Here's the dress! The one I finished in the wee hours before Adelaide's birthday. The one that miraculously fit without trying it on her as I went along. And the one she promptly put on first thing that morning, and has worn many times since, much to my delight. Ah, yes. The aptly named Jane Austen dress.
The pattern is from the newly published Mason Dixon Knitting Outside the Lines. It's been a while since I've been so excited about a new knitting book, but I'm pretty jazzed about this one. On first flip through, I think I bookmarked half of the projects to make...and it had me jumping up to the knitting needles to get started on this dress a mere 30 minutes after it arrived on my doorstep. Not to mention the yarn I immediately ordered for the next project in the book I'm most excited about (a linen knit table runner. Oh, yes). With their characteristic fun and funny style (their first rule of knitting, 'knitting is spoze to be fun!'), it's a pleasure to read just as much as the patterns have me itching to knit. Huge congrats on another beautiful, fun book, Kay and Ann!
The dress came together so smoothly. They estimated it as a 'weekend project' - and had I had a few less interruptions, I think that might have been just about right. I knit it up in some cotton yarn (which, tangentally, I found at a local thrift shop - as overstock from Silk City Fibers - for a whopping $1.99 for a gigantic cone-full. Thanks for the tip, Aprill!), in a color that will remind us of the ocean long after we're romping about by it in sleeveless dresses. I used the tutorial found on Ysolda to create the button loop in the back.
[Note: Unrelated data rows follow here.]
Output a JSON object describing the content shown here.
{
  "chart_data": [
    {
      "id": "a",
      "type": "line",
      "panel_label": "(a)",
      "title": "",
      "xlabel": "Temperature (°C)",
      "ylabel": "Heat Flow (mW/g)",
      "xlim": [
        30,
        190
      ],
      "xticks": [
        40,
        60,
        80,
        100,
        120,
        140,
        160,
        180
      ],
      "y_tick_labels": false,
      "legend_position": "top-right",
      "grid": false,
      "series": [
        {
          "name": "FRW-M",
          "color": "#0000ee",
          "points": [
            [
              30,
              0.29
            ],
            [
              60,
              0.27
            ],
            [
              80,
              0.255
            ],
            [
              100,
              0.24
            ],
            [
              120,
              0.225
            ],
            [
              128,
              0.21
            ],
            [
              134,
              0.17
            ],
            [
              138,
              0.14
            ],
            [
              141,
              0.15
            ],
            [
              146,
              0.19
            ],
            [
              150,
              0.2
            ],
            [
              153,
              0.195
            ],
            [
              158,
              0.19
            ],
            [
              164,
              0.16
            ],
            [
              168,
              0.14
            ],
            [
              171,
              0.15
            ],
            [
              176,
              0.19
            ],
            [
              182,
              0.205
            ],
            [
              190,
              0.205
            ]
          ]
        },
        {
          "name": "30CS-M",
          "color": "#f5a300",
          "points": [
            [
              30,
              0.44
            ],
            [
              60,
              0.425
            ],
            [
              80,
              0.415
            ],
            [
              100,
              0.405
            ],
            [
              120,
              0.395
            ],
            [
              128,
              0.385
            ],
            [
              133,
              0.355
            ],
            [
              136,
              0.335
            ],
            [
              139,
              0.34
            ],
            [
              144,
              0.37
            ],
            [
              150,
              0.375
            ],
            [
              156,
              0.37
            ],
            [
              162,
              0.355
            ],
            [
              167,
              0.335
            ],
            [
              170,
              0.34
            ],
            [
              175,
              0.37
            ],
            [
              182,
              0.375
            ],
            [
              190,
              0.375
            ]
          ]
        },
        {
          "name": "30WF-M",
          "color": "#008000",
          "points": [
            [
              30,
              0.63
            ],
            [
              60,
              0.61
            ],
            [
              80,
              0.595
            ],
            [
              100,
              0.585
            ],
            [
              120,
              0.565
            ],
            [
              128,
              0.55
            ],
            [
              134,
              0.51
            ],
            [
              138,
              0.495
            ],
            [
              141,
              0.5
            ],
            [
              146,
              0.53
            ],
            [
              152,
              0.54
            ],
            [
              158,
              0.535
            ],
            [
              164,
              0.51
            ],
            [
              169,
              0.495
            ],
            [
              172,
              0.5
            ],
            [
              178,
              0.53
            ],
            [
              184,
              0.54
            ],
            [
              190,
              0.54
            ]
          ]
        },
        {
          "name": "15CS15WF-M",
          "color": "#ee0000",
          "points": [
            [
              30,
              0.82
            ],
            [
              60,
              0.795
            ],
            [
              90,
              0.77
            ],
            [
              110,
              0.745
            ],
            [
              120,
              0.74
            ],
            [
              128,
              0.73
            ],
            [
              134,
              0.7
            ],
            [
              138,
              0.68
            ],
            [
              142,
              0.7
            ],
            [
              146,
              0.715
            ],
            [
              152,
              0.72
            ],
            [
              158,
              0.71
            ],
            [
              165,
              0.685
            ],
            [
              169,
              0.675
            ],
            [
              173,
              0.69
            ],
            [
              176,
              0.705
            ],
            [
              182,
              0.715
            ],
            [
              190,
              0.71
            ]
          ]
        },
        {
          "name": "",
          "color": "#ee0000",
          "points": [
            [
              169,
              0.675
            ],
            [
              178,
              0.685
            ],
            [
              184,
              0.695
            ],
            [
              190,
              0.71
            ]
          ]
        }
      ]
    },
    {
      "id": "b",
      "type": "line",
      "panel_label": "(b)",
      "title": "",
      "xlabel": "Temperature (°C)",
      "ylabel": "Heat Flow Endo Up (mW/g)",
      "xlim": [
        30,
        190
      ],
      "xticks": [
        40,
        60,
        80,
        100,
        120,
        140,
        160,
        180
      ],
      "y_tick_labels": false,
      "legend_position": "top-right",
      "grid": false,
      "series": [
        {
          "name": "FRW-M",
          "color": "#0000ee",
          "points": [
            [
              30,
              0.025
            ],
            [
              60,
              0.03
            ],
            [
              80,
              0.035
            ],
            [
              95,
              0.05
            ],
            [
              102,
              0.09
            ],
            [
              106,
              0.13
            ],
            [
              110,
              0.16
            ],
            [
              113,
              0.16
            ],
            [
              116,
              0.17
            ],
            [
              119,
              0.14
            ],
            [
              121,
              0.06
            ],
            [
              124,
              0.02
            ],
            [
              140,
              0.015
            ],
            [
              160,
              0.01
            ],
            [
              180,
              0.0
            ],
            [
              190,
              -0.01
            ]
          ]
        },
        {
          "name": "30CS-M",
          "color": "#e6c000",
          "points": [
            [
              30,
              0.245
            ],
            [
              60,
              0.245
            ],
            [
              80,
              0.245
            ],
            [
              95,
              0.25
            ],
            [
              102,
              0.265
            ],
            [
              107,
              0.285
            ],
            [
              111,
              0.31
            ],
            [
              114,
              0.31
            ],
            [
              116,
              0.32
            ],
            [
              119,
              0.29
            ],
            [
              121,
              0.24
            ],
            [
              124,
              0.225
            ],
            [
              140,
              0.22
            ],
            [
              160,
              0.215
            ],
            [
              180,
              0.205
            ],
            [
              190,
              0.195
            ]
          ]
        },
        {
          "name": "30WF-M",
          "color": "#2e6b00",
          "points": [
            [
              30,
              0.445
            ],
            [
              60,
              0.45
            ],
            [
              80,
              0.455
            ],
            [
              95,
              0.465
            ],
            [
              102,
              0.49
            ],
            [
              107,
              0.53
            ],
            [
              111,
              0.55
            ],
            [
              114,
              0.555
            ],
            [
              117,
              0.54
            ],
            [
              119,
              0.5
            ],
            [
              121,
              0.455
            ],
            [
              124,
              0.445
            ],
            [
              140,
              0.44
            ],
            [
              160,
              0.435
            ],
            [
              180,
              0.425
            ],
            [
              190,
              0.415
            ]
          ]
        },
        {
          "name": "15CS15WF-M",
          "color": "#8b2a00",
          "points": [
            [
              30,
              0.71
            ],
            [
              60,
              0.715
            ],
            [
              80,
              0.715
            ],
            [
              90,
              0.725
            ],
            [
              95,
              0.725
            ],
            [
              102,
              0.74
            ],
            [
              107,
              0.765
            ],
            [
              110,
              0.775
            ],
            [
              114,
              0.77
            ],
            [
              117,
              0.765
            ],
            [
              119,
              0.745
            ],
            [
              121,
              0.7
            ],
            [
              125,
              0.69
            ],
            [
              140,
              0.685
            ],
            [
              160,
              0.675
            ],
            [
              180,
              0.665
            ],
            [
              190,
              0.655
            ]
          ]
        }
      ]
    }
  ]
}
And the skirt fabric is linen. (For anyone interested in making it yourself, I went with the 2-3 sizing, which I think it generous enough that she'll still wear it next summer.)
I think this might be only the second knit dress I've made for her (the first one here), and while, realistically speaking, they may be a little on the impractical side, I still love making them. There's something about all the extra work that goes into a handknit dress for me that makes it extra special. Thank goodness - for now, at least - she agrees with me on that one. She loves it.